- Born: date unknown
- Died: after 1663
- Spouse: Helena Czaplińska

= Daniel Czapliński =

Polish noble

Daniel Czapliński, a Polish noble of Drogosław coat of arms. He was a deputy starosta of Chyhyryn and a rotmistrz in the forces of the Polish–Lithuanian Commonwealth. He was the manager (steward) of Oleksandr Konetspolsky's property in Ukraine.

== Family and early years ==
According to Father Kasper Nesiecki, neither Bartosz Paprocki nor Szymon Okolski mention the coat of arms of the Czaplicki family in Kotwicz. Adam Bonecki called him Daniel Czaplicki, but did not indicate the coat of arms. But he has the coat of arms of Drogoslaw.

He was probably the son of Marcin, a tax collector in the Vilnius Voivodeship of the Grand Duchy of Lithuania.

In 1645-1646, the administrator of the Chołchle estate of the Vitebsk voivode Christopher Kishka in Lithuania was a certain Danylo Chaplynsky. In the letters he wrote to his breadwinner, we learn about the peasant revolts and Chaplynsky's participation in the torture of the rebel peasants. Christopher Kishka died in August 1646.

In letters to the king, the great crown hetman Mikołaj Potocki ("BearPaw"), and the crown cornet Oleksandr Konetspolsky, Bohdan Khmelnytsky called Daniel Czapliński "a swindler, a drunkard, a thief, and an extortioner of Ukrainians."

== Conflict with Chmielnicky ==
He is best known as a personal foe of Bohdan Khmelnytsky with whom he got into a dispute over property and Khmelnytsky's wife - Helena Chmielnicka, the so-called "Helen of the steppe" (this is what Franciszek Rawita-Gawroński called her because of the conflict, alluding to the Trojan epic).

The reason for the quarrels between them was the "unresolved" land issue, inspired by the magnate Oleksandr Konetspolsky as a fulfillment of the dying wish of his father Stanislav.

Czapliński seduced Chmielnicki's wife, tried to kill his son (gave orders to his servants to catch and severely beat boy in the Chyhyryn market, who barely survived after that), and organized an assassination attempt on Khmelnytsky. This is sometimes seen as one of the main trigger of the Khmelnytsky Uprising.

In 1647, Chaplinsky attacked a Khmelnytsky's rancho, robbed the property, and by trickery took away the privilege for the khutir near Subotiv (granted for life by King Sigismund III Vasa, confirmed by his son Władysław IV Vasa, for his glorious campaigns at the head of a 10,000-strong Cossack army on the Black Sea in 1621).
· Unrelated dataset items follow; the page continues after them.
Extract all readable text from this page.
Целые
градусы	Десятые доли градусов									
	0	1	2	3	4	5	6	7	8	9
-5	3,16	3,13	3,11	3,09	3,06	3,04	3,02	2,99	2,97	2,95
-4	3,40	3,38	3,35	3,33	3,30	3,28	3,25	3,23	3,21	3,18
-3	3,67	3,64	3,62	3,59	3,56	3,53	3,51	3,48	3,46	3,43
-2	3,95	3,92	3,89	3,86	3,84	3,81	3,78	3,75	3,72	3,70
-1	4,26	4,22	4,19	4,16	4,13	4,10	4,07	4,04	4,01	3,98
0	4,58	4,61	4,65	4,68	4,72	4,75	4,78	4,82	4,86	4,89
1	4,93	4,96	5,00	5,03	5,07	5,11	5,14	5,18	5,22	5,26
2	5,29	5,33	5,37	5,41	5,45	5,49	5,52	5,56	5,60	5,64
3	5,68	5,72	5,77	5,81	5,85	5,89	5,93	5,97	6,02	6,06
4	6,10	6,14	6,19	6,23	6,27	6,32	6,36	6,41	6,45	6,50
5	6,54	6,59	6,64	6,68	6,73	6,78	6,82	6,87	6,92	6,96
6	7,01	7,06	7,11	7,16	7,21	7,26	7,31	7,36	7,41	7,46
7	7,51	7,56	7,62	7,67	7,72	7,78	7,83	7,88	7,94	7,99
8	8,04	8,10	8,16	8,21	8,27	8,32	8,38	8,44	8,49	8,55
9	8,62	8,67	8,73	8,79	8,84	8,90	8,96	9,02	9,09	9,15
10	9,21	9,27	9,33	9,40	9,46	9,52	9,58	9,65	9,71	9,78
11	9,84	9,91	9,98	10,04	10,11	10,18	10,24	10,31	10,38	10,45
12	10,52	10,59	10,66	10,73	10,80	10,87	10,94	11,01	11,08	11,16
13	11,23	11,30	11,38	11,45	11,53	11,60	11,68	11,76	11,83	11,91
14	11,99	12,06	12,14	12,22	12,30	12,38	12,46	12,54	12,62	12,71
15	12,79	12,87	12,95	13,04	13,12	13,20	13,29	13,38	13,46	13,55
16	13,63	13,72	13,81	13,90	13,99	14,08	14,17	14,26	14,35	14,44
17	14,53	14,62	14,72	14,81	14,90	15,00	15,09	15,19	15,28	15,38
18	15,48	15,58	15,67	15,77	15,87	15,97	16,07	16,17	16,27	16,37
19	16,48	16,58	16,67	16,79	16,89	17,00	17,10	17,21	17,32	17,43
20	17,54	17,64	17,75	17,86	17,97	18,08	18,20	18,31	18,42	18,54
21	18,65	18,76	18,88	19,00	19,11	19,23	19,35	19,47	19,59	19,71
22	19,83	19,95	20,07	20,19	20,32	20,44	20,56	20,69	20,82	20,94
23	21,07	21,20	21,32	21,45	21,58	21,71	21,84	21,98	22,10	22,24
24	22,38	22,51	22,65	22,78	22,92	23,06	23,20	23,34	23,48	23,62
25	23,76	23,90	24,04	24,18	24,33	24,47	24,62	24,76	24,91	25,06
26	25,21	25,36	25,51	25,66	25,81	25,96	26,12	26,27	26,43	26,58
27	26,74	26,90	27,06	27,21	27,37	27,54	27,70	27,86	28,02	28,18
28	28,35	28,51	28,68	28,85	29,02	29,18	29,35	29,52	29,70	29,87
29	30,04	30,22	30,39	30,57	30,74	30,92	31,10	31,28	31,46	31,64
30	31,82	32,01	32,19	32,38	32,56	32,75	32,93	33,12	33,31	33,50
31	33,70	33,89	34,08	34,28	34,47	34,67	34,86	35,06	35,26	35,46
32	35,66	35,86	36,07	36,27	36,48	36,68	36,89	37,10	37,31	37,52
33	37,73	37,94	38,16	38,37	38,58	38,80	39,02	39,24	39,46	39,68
He took Bohdan-Zinoviy Khmelnytsky under arrest, thereby humiliating his noble dignity. Helena-Motrona Chaplinska helped in this situation, as Khmelnytsky himself describes in a letter to the crown hetman Mikołaj Potocki (1648).

According to legend, when Khmelnytsky returned to Chyhyryn in 1649, he ordered Chaplynsky to be beheaded, but mentions of him also appear in 1660.

In 1651, on the orders of his father, Tymish Khmelnytskyi began investigating the disappearance of a large sum of money from the state treasury. The Cossacks came across Chaplynskyi's letters to Motrona Khmelnytska, in which he ordered his former wife to "bury the treasures and poison the hetman." After that, the impulsive hetman's heir ordered her lover (a treasurer and former Lviv watchmaker) and his stepmother to be hanged naked in front of the gates of the family khutir in Subotiv. Some Ukrainian historians are inclined to attribute this episode to the work of Polish intelligence.

== After conflict ==
In 1649, during the uprising, he took part in the defense of Zbarazh (a volunteer in the regiment of the Bratslav voivode Stanisław Lianskoronski), in the winter campaign of Marcin Kalinowski, the Battle of Berestechko in 1651 (he commanded a unit), battle of Zhvanets, and survived the massacre near Batih.

For his military merits in 1653 he was elected as the deputy to the Crown Tribunal from Lublin.

In 1654 he fought against the Ukrainian Cossacks and Muscovites.

The last mention of him is associated with the left-bank campaign of the Poles in 1663-1664, where he personally writes a letter to Chancellor Jerzy Lubomirski.

==In popular culture==
He was portrayed by Henryk Sienkiewicz in With Fire and Sword (Ogniem i mieczem). In the movie adaptation of the novel (by Jerzy Hoffman) he was played by Jerzy Bończak.

==General bibliography==
- J. Kaczmarczyk, Bohdan Chmielnicki, Łódź 1988, s. 39–40.